Consider it the greatest indignity of them all for Larry David. After almost six years away, David’s lauded comedy series “Curb Your Enthusiasm” was finally set to kick off production on its long-awaited ninth season last November — the day after the presidential election.
Stars and staffers were expecting to return to set in a celebratory mood. Instead, David and his cast and crew — including long-time on-screen sidekick J.B. Smoove and executive producer Jeff Schaffer — reunited on a day that seemed to make it clear just how much things had changed since the series’ eighth season wrapped in September 2011.
“I was up all night, I couldn’t sleep,” Smoove told IndieWire. “I said, ‘You know what? I’m gonna go to sleep and wake up and this shit is gonna be fine.’ It was the weirdest day. It felt like a weird dream, I was like, ‘Really?’ I couldn’t believe it.”
And yet, the show had to go on, even if the new state of the world seemed destined to overshadow the happy occasion.
“We showed up to set, we shot the very first day,” Smoove said. “Which was, the first half an hour of just standing around, talking about it. You know how you watch a movie, you see a crazy-ass movie, and you’re just like, ‘Holy shit, I can’t even imagine this happening in real life.’ But then you experience something like that. You almost had an out of body experience.”
He added, “For us, you didn’t know what to do, but you knew that you had to do something amazing.

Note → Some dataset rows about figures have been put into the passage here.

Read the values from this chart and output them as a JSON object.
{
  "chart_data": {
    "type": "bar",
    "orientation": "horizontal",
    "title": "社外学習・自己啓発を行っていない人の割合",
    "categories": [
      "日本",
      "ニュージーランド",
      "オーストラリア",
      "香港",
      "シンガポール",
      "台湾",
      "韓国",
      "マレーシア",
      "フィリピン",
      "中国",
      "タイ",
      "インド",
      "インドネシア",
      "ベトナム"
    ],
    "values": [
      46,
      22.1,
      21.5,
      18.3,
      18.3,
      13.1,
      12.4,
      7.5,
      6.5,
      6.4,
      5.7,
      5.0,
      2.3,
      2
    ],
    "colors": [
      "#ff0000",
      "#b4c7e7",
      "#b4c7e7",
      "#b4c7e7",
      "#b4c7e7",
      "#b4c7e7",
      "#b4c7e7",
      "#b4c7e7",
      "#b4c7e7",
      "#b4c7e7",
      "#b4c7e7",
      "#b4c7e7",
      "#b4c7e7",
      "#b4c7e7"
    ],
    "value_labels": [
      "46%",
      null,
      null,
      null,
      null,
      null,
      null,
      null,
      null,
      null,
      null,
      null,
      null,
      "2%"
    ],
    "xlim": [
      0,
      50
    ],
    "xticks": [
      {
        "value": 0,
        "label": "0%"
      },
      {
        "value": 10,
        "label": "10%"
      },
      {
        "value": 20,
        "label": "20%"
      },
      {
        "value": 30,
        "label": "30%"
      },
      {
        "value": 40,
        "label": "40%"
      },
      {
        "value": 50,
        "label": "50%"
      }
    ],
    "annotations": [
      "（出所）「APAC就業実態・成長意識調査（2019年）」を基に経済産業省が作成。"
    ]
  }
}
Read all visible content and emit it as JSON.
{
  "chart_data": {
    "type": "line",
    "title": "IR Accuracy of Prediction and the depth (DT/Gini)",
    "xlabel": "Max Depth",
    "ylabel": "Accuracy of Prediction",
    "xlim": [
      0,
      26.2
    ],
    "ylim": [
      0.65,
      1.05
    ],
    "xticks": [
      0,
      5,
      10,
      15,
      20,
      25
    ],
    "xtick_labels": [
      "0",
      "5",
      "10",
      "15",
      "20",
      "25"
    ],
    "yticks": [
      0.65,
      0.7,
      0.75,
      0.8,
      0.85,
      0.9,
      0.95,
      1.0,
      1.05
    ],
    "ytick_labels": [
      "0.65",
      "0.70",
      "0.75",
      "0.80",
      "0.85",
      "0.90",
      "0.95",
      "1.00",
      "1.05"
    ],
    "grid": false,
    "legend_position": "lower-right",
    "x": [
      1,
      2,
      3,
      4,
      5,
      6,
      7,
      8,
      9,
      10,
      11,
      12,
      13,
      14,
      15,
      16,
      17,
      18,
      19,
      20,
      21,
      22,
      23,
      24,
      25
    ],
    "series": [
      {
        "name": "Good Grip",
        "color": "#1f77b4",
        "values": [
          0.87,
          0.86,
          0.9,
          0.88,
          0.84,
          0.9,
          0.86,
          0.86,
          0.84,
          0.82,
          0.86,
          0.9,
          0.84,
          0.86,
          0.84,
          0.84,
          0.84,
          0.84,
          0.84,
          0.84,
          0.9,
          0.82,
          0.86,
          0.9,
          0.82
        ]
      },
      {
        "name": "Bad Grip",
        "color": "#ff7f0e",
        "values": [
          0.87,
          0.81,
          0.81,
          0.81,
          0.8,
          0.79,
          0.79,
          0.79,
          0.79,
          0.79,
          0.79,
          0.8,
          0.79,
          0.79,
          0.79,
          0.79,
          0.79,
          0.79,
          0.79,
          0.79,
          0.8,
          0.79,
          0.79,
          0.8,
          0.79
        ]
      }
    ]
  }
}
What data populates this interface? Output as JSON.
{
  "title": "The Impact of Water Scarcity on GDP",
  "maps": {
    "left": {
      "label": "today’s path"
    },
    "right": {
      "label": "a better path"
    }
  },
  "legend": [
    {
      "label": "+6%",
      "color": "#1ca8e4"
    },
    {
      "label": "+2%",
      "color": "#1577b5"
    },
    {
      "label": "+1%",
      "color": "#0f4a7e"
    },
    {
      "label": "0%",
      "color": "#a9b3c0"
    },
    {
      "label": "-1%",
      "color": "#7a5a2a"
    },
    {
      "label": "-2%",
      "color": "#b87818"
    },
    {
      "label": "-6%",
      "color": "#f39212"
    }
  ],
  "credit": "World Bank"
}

The show was back, you got on set, and you did your thing.”
If nothing else, the strange new state of the world feeds directly into the series’ particular point of view, adding a new level of terrible and awkward to “Curb’s” ever-growing pile. Schaffer (who also directed the season’s pilot episode) initially considered temporarily stopping production that first day, but pushed forward, an oddly fitting stance for the show itself.
“The world keeps evolving, but Larry’s indignation ray stays the same,” he said. “There’s always new things. The one thing you can count on is that there’s going to be new terrible people and new awkward situations.”
And as he sagely noted, “Working in that field is an evergreen business.” Business, at least, is booming.
“The world is such a weird place,” Smoove said. “[Larry] finds a way to tap into the things that make you go ‘oooohh,’ the things that make you mad, or the things that make you go, ‘oh, shit.’ He’s relatable, he finds a way to make relatable funny.”
Co-star Susie Essman wasn’t on set that first day, but joined the production a week later. She was still reeling, but she too found solace in the unique comforts of David’s cringe comedy.
“It was actually a relief to go back to work,” she said. “It was bad. It was just like, scary and bad. There was, and still is, fear…I had no desire to get on stage, doing standup. By nature, I’m not a political comedian. But I felt shut down in a certain way, that I couldn’t just move on from.”
And while Essman doesn’t sidestep the tough stuff —”You can’t ignore the times you live in,” she said — the long-time actress and comedian is also possessed by the notion that humor can help.
“When you’re on a film set or TV set, you’re in such an insulated environment,” she said. “It’s almost as though the outside world doesn’t exist, so it was a great relief to go back to work and be in the environment…to go back to work and do something funny.”
Hopefully, that humor will translate to the new season of the beloved show, and even heal some wounds along the way.
“I always felt like humor was the catalyst for everything, it cures all the ills of the world,” Smoove said. “Like somehow, this is gonna make sense, in some way, shape, or form. Everything makes sense in the long term.”
“Curb Your Enthusiasm” Season 9 premieres on Sunday at 10 p.m. on HBO.